It seemed like divine intervention—or at least the hand of Gaia.
Minutes after the Venetian city council voted down a resolution addressing the climate crisis Wednesday, the council chambers were filled with water for the first time in history, the result of unprecedented flooding in the city due to the highest tides in 50 years.
"Mother Nature does a mic drop," tweeted software developer Denis Õstir.
As Common Dreams reported, Venice is currently suffering through intense flooding that observers have tied directly to the climate crisis.
"From north to south, Italy has been impacted by a series of extreme climate events," Greenpeace Italy said Wednesday. "What's happening in Venice is a powerful example. This is not just 'bad weather,' this is a climate emergency."

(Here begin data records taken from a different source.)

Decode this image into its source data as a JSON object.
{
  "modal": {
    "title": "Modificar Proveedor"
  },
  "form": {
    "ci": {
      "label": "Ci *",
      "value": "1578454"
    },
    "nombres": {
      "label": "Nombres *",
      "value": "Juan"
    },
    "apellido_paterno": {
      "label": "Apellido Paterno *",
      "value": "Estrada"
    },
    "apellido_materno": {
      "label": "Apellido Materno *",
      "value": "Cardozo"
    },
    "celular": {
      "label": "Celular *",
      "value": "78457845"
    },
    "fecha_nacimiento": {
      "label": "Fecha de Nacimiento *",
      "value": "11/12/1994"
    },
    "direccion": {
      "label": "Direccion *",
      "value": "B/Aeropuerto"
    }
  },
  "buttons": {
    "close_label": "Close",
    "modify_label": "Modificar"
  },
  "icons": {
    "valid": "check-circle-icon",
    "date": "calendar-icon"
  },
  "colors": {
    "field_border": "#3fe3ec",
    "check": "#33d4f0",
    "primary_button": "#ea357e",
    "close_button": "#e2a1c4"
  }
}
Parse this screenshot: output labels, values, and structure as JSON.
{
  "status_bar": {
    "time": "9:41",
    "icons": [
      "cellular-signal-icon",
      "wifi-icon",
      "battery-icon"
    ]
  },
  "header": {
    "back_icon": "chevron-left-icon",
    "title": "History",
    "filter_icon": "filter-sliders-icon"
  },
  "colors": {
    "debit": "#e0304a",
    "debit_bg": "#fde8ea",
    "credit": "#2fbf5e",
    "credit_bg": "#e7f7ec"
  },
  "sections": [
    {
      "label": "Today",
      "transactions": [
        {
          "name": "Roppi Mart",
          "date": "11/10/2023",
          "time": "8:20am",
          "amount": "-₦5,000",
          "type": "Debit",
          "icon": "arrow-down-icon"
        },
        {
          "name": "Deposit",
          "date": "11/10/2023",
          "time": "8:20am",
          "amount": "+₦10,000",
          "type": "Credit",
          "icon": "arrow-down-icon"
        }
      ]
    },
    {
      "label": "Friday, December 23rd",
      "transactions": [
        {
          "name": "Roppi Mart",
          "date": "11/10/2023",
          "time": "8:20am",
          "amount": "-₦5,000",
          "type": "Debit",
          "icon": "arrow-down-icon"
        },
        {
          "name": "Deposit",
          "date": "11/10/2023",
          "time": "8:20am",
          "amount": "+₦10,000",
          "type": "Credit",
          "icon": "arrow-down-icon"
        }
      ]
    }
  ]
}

Venetian Democratic Party councilor Andrea Zanoni said in a Facebook post that the chamber in Ferro Fini Palace began flooding around 10pm local time.
"Ironically, the chamber was flooded two minutes after the majority Liga Veneta–Lega Nord, Brothers of Italy, and Forza Italia parties rejected our amendments to tackle climate change," said Zanoni.
Liga Veneta–Lega Nord's Roberto Ciambetti told CNN in a statement that Zanoni's accusations of inaction were false.
"Beyond propaganda and deceptive reading, we are voting (for) a regional budget that spent €965 million over the past three years in the fight against air pollution, smog, which is a determining factor in climate change," said Ciambetti.
Observers on social media noted the irony of the timing of the flooding.
"From the 'you can't make this stuff up' department," tweeted photojournalist Jordan Treece.
On Thursday, the Italian government declared a state of emergency in Venice.